Eine höchst spezielle Ausprägung erhielt der Protestantismus in England. König Heinrich VIII. (1509-1547) hegte persönlich humanistisch-katholische Ansichten, aber sein Ziel war eine Nationalkirche, die wirtschaftlich, administrativ und rechtlich von Rom unabhängig war. Doch auch seine wechselnden Ehen bestimmten seine Politik, die er mit großer Rücksichtslosigkeit verfolgte. Nach blutigen Auseinandersetzungen während seiner Regentschaft und unter seinen Nachfolgern entstand unter Königin Elisabeth I. (1558-1603) eine Nationalkirche mit der Regentin als Supreme Head and Governor. Die Gottesdienstordnung, das Gebetbuch Book of Common Prayer und die Bekenntnisschrift Die 39 Artikel (1563) bewahren viele Gebete und Zeremonien aus dem katholischen Mittelalter, in der Lehre vom Heil und den guten Werken folgte man dem Augsburgischen Bekenntnis, während die Abendmahlslehre calvinistisch war.

Die katholische Kirche war Luther und den anderen Protestanten mit vehementer Ablehnung begegnet, aber es zog sich zugleich auch - vor allem in Italien und Spanien - eine Erneuerungsbewegung durch Teile der Kirche. Eine Reihe von führenden Leuten stand hier zwischen Loyalität und protestantischen Auffassungen.

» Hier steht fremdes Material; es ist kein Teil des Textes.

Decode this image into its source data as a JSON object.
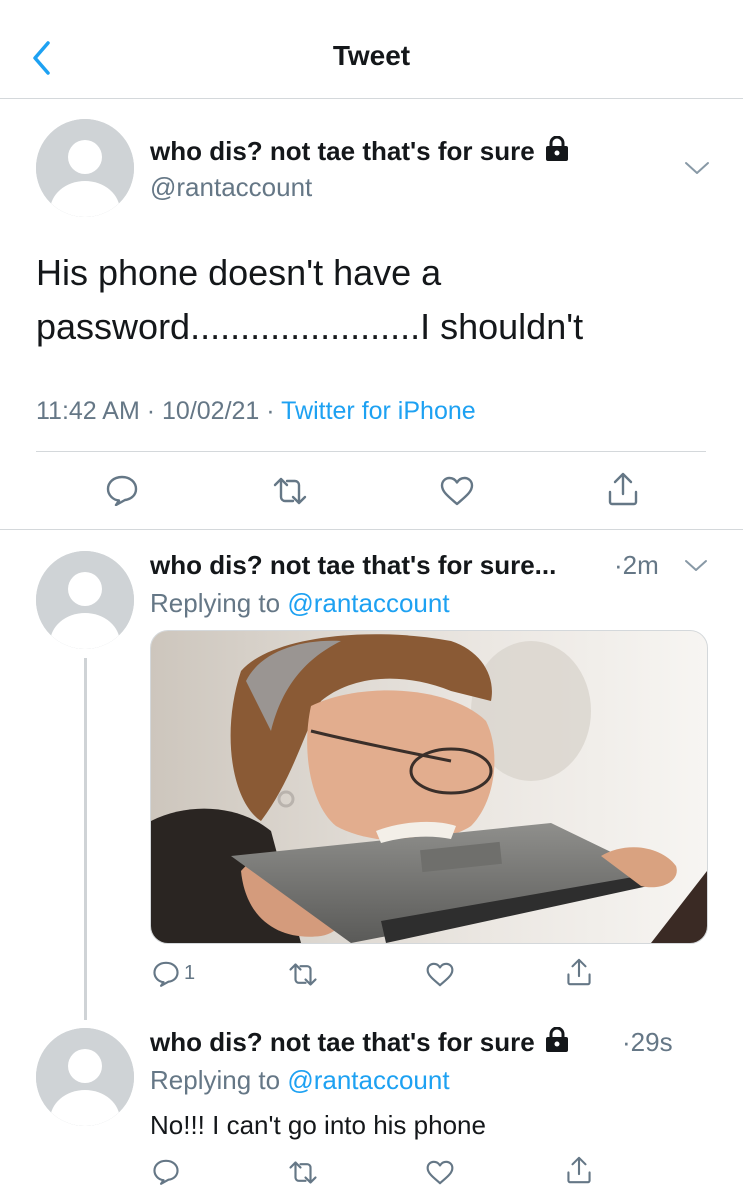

Seit den 1540er Jahren allerdings leitete die Kirche eine direkte Bewegung ein, um das verlorene Terrain zurückzuerobern. Dabei wurde der Jesuitenorden (Societas Jesu), gegründet von Ignatius von Loyola (1491-1556), zu einer effektiven Waffe. Seine hochausgebildeten Mitglieder konzentrierten sich auf die Mission, den Unterricht und die Arbeit als Beichtväter und Ratgeber an Fürstenhöfen. Die Bekämpfung der protestantischen Ketzerei und der modernen Wissenschaft wurde kraftvoll betrieben.

Von außerordentlicher Bedeutung war in diesem Zusammenhang das Konzil von Trient (1545-1563 mit Unterbrechungen). Es legte den römischen Katholizismus authentisch fest und verdammte die protestantischen Auffassungen. Eine "Liste verbotener Bücher", die ständig erneuert wurde (Index librorum prohibitorum), wurde erst 1966 abgeschafft. Neue Rituale wurden eingeführt, neue Lehrbücher erschienen. Die päpstliche Verwaltung aber wurde nicht reformiert. Der Papst ging gestärkt aus diesem Konzil hervor, dessen Wirkungen schwer zu überschätzen sind. Seine Beschlüsse blieben bis ins 20. Jahrhundert grundlegend für die römische Kirche.

4. Orthodoxie, Puritanismus, Pietismus und Aufklärung

Die vielfältigen Auseinandersetzungen der Reformationszeit mündeten in eine Phase der Konsolidierung. Im 17. Jahrhundert formierte sich die lutherische Staatskirche mit Bekenntniszwang und Konformität und scharfer Abgrenzung gegen Katholiken und Reformierte. Es wurde wichtig, die wahre Lehre so detailliert und klar wie möglich darzustellen und sich zugleich polemisch gegen die anderen abzugrenzen. Ein charakteristisches Beispiel sind die Loci theologici (Theologische Hauptpunkte) in neun großen Bänden von Johann Gerhard (1582-1637).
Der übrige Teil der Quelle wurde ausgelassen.